Error is claimed in the following argument to the jury by counsel for the plaintiff: “Now, gentlemen of the jury, he said something here about no complaint — no complaint before. He says there wasn’t any evidence that this thing was ever placed back on after Mose Sims [another person] fell. I take it he says Mose fell about twelve or one o’clock. Mose says he fell some time after nine o’clock and before twelve o’clock. He says that there is no evidence it was ever placed back in place. What about Mr. Bowen”s testimony? Wasn’t it undisputed it was there when he stepped on it. Is this jury going to assume that that thing was left open — nobody placed it back. Somebody placed it back. We don’t have that evidence; the City of Birmingham might have it; I don’t know. We don’t.”

There was proof which raised' a substantial inference that the gutter cover had been replaced after Mose fell in the same hole and counsel was within the proprieties to discuss that phase of the evidence. Considerable latitude is permitted counsel in arguing the evidence and the reasonable inferences arising, and we do not think this argument out of line.

The following argument of plaintiff’s attorney to the jury was also objected to by the defendant: “We had a picture — this picture here shows the general condition that was on — the position of it. There is no picture of the underside. I guess one could be made. He asked why didn’t we take it. I will tell you why. We presumed that the jury would be allowed to go out there and look at it themselves.”'

The court promptly sustained defendant’s objection and excluded the argument, and in overruling the motion for a mistrial on this ground, also admonished the jury as follows:

“Gentlemen, the matter of whether or not the jury shall be allowed or permitted to visit the scene which is involved in the case, is a matter to be ruled on by the Court. Not for the parties; not by either one of these gentlemen. The Court had that question under consideration and the Court determined it. These gentlemen didn’t determine it. I determined against it and I had two or three reasons for it. One of them was the condition of the weather, to be frank. But that wasn’t the main reason. The main reason I determined against it was the fact that this same thing is said to have happened in the summer of 1947, which is about a year and a half ago and while there is some testimony on the subject of whether or not there has been any changes; yet there is some other testimony, I believe that has to do with the question of whether or not the lid in recent days might have been moved along that edge of the curb there; who did it, how it was done, what happened when it was done; all those things lead me to think since we are trying the question of what the condition was then; not the question of what it is now; I ruled I should not let you gentlemen inspect it. It is my decision; not the decision of either one of these gentlemen. I think I have correctly decided the question under the law and the burden rests on me; it didn’t rest on these gentlemen.
“What Mr. Ewing has said, I have sustained the objection to it and I have excluded it. It is not offered in criticism of Mr. Clark or the city, it is not to be determined by the City or the plaintiff. That is not up to the city or the plaintiff, but it is up to the Court. I am the one that made the decision.
“I will overrule your motion.”

Jurors are intelligent men and it is not to be presumed that they will be influenced by every little contended misconduct which might crop into the trial of a case, and undoubtedly the prompt and preemptory redress delivered by the court eradi *45 cated whatever prejudice, if any, might have attended counsel’s remarks. There was no error to reverse in refusing the motion for a mistrial.
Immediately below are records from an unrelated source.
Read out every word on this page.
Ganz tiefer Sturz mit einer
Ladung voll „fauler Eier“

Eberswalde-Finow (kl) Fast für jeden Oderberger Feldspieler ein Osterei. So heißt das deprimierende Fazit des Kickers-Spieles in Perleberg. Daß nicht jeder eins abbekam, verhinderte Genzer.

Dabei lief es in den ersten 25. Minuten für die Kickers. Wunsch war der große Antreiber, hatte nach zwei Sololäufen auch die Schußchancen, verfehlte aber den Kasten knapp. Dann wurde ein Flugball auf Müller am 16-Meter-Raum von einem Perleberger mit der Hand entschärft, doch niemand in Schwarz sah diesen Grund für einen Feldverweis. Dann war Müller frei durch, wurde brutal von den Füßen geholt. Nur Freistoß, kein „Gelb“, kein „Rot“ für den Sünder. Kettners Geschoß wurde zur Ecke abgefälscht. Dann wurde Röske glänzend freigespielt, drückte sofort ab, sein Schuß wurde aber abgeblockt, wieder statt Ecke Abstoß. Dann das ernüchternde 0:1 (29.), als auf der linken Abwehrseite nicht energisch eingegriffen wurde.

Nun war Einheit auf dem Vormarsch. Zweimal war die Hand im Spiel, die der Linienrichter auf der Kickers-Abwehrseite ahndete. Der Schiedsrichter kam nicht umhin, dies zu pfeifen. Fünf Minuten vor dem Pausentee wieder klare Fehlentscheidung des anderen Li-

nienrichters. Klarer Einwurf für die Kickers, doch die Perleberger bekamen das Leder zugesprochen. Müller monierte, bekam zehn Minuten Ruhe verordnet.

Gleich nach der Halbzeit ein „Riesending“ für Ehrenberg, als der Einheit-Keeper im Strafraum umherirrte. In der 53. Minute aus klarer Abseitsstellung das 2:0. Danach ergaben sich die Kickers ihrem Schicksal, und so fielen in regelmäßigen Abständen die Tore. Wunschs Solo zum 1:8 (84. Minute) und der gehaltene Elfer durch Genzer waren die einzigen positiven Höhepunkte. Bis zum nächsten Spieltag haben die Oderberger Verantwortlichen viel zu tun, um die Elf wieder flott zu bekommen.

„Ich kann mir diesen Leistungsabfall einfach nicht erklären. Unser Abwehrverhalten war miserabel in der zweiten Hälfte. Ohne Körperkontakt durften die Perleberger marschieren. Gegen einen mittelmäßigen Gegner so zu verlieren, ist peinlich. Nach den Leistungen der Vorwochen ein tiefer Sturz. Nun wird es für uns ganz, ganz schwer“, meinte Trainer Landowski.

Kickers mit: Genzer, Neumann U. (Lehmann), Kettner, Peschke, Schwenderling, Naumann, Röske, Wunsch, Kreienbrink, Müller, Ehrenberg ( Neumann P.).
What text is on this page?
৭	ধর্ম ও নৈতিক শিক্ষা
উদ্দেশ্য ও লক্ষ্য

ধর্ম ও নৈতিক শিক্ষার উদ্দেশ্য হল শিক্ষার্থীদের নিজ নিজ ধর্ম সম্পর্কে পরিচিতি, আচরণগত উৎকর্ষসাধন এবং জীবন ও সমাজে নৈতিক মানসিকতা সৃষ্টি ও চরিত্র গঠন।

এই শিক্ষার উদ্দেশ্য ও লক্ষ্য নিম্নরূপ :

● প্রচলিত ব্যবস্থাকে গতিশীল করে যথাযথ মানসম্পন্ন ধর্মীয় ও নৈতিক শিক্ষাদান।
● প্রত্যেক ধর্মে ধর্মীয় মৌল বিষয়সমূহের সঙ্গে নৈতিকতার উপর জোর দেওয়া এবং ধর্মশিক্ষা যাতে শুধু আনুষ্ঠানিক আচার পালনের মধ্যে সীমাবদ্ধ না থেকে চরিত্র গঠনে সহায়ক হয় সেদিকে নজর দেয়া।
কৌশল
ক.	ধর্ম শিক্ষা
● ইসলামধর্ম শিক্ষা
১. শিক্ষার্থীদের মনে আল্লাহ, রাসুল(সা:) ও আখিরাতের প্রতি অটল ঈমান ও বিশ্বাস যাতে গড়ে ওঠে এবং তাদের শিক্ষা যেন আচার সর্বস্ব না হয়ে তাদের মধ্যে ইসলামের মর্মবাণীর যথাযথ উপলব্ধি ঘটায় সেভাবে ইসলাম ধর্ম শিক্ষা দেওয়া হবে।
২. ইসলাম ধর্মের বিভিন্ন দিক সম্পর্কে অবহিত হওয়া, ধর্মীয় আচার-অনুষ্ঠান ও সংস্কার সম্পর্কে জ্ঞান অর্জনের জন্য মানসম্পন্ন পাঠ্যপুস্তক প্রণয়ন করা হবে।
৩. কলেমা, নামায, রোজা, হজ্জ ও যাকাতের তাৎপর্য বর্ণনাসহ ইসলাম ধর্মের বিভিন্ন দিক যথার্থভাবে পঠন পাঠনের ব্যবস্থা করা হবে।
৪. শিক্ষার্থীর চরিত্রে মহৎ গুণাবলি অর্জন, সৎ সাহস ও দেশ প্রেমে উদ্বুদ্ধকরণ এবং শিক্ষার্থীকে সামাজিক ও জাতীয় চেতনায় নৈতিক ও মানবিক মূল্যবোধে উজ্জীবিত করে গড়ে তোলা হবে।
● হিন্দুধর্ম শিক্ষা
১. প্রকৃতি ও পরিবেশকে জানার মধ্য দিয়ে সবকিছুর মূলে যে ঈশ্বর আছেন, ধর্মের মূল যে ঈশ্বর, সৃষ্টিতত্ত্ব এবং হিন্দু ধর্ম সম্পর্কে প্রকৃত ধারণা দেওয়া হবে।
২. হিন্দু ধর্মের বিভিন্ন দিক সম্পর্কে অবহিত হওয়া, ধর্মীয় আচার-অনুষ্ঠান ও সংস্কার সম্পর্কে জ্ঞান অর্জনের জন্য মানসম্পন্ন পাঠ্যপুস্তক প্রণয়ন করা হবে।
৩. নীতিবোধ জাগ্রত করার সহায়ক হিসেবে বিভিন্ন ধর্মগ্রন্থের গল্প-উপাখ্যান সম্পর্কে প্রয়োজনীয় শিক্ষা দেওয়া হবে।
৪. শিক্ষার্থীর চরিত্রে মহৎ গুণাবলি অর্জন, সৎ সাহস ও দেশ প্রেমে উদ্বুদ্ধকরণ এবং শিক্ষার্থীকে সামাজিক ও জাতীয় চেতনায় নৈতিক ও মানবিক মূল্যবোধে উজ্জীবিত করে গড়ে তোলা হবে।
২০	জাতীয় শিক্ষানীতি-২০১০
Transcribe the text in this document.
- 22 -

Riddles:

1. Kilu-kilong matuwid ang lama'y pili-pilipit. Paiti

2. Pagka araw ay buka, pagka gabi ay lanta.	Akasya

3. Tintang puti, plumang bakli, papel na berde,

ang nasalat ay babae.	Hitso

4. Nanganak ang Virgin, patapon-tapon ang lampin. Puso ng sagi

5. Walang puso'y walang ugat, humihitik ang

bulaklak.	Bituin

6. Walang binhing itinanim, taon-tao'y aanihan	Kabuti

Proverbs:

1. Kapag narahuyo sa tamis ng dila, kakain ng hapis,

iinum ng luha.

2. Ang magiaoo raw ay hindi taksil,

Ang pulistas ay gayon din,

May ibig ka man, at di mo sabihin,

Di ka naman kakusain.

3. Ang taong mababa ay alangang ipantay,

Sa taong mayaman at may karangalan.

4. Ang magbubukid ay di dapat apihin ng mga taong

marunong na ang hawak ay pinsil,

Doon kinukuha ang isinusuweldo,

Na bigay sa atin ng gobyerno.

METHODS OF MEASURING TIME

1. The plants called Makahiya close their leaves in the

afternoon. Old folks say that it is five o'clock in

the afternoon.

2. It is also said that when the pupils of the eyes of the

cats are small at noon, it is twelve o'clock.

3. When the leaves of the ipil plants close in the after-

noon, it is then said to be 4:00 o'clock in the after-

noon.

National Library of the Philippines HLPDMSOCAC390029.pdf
It is also insisted that error prevailed in the action of the trial court in permitting the plaintiff to show compliance with § 503, Title 37, Code, by demanding of the mayor the name of any other person as may be liable jointly with the municipality and that the mayor had failed to furnish the name of any such person. The argument seems to be that since the City was not contending for any joint liability of some other person with the City, it was prejudicially erroneous to allow this proof. The argument is untenable.